Dr. Aboolian discusses importance of history, education


Jeffrey Davis

Dr. Robert Aboolian teaches his class in Business Administration.

Gayana Parsegova, Staff Writer

An Armenian man with wisdom and a passion for what he does at CSUSM, Dr. Robert Aboolian strives to be a role model not only for his students, but for the Armenian community as well.

Born and raised in Tehran, Iran, Aboolian completed his undergraduate studies at the Iran University of Science, receiving a bachelor’s degree and master’s degree in industrial engineering. However, he wanted to continue his journey in higher education, so he went to the University of Toronto’s Rotman School of Management in Toronto, Canada, where he received his Ph.D. in operations management.

“Growing up,” said Aboolian, “my father was a teacher and was one of the best teachers I had in middle school.

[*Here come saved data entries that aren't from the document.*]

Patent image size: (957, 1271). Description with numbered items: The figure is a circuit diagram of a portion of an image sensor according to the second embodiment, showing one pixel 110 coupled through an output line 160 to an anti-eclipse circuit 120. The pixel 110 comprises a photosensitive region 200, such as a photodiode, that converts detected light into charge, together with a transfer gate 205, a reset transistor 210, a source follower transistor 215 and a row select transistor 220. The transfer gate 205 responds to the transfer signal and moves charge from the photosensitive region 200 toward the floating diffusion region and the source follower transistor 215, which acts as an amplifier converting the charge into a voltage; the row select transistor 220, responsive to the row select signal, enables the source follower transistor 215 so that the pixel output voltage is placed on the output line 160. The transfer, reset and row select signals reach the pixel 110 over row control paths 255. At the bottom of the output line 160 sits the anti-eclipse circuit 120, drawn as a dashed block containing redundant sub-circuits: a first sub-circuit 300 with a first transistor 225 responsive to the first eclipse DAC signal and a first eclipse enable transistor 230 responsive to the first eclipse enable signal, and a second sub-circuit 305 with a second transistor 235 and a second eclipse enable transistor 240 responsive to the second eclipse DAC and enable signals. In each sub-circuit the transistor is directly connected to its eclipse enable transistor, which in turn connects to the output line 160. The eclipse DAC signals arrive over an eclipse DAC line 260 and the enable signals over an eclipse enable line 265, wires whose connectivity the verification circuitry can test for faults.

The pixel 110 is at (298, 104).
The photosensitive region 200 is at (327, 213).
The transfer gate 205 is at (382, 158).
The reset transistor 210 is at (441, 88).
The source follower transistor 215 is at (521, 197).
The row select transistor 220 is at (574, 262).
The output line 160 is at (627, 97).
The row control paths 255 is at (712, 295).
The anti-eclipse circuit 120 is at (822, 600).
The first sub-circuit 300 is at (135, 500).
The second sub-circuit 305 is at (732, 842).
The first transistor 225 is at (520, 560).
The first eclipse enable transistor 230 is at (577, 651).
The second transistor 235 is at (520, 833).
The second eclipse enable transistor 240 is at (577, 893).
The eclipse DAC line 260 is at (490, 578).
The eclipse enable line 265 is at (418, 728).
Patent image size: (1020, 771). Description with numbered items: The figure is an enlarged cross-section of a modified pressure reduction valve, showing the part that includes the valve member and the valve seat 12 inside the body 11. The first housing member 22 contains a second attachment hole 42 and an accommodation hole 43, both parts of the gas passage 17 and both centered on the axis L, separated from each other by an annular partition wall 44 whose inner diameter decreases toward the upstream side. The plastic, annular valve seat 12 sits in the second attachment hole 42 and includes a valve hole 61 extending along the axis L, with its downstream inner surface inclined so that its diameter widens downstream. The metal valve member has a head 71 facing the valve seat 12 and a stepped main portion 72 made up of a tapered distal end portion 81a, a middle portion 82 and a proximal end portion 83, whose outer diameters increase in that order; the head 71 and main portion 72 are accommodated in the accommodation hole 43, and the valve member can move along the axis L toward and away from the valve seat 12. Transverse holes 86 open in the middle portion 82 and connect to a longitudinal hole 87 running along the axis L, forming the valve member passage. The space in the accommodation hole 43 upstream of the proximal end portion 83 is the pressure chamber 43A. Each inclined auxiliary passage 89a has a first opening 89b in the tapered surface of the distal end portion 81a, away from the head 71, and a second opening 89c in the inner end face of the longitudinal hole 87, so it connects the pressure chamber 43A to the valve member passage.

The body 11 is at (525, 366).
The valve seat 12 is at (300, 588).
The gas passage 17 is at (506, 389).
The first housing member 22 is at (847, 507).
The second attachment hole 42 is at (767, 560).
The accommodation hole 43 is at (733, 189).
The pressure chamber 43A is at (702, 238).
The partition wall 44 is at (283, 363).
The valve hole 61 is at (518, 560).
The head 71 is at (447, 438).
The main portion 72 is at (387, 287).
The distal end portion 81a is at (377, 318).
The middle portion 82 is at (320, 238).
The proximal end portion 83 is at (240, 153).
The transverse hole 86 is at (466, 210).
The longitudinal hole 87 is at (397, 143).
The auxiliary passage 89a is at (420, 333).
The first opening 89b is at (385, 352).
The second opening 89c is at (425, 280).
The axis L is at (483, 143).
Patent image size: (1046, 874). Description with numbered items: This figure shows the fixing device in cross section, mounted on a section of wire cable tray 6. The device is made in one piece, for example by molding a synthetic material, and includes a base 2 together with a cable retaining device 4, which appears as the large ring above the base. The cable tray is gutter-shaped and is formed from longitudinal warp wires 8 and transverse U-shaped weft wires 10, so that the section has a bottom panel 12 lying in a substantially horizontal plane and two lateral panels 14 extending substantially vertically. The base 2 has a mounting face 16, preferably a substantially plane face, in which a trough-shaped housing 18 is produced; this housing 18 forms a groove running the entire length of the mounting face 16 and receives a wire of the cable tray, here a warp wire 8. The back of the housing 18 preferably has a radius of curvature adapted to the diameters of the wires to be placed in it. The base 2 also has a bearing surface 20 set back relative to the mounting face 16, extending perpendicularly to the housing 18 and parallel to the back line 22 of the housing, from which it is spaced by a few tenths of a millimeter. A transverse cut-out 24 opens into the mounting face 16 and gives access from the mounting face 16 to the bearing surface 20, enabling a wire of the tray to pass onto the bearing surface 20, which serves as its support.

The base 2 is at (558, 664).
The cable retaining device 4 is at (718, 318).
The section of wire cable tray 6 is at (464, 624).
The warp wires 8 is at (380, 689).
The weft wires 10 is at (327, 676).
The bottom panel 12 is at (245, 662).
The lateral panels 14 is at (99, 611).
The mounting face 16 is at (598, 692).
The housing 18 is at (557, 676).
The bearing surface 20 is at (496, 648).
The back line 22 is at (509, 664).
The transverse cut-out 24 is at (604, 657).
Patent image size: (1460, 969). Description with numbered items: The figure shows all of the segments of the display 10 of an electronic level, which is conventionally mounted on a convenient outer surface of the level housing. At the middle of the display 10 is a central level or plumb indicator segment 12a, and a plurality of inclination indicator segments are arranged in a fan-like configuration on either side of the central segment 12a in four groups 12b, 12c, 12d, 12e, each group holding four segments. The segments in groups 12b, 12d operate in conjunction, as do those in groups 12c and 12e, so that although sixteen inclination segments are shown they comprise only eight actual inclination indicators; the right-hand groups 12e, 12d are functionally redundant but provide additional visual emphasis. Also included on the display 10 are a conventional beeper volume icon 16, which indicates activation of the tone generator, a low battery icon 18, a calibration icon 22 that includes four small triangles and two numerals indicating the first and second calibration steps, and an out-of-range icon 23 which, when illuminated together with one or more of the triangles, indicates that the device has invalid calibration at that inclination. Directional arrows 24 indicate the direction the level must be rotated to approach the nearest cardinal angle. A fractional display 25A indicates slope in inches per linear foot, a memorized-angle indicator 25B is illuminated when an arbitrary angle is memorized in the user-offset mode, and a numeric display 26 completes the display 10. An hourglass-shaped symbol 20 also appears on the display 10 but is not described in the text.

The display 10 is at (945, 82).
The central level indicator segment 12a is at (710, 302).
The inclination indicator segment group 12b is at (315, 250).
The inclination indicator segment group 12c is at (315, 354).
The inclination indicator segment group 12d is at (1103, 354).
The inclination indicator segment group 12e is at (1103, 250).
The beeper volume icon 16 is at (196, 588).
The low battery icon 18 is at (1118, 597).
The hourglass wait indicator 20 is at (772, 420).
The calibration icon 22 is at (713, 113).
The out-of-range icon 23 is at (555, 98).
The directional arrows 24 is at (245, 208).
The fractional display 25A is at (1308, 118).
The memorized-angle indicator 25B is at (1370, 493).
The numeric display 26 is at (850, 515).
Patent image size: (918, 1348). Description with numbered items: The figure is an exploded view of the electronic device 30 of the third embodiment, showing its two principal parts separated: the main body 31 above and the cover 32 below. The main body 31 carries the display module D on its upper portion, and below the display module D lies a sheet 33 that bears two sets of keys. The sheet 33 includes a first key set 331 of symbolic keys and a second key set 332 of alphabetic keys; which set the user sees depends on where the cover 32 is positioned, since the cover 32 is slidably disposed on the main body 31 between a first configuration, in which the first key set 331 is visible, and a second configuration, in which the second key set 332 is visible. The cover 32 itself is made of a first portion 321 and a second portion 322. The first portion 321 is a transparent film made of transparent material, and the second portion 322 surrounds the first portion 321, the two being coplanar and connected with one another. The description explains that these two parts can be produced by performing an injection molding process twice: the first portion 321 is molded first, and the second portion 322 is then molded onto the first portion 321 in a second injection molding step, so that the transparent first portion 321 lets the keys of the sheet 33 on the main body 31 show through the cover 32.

He was a math teacher, and later went on to become a principal. He was always very supportive of my siblings and I receiving a good education. At an early age, I already knew I wanted to be a professor and teach as well.”

Unfortunately, some difficulties arose for Aboolian in the 1980s when he began his undergraduate studies to pursue his dream of becoming a professor. A nearly 10-year war erupted between Iran and Iraq, putting the citizens of these countries in great danger.

“All University students were forced to stop their education and join the army for six months,” said Aboolian,  “At that time, I had lost several of my classmates, but I was able to cope with it. There were times when the attacks from Iraq were very close to my family and I.”

Dr. Aboolian has been with CSUSM since 2002 and has served as Professor of Operations and Supply Chain Management and the Chair of the Department of Operations and Supply Chain Management as well. He currently teaches courses such as Foundation of Operations Management, Decision Models, Business Statistics in addition to graduate classes.

“In Iran,” said Aboolian, “I grew up in a community filled with all Armenian people. We were a people that were known to be hard-working and dedicated in everything that we did. Back then, education was free. I had no financial struggles, my parents had helped me every step of the way and ultimately, becoming a professor was an occupation that was highly respected by everyone.”

Today, Dr. Aboolian and his family still embrace their Armenian roots and culture as best as they can. Being a father, he, along with his wife, does his best to not only make sure their daughters understand the meaning of being Armenian, but also implement the meaning of education.

“I love my job,” said Aboolian, “and truly feel content with my life, and I’m proud to say that I’m an Armenian from Iran. I hope that someday there will be more Armenians who will become more progressive within our society and hold more leadership roles.

Although the community down here is small, there is still potential for us to grow. Similarly to my students, when I see that they have potential as well, I will try to encourage them, but never force. In the same way I hope the Armenian community grows just as great.”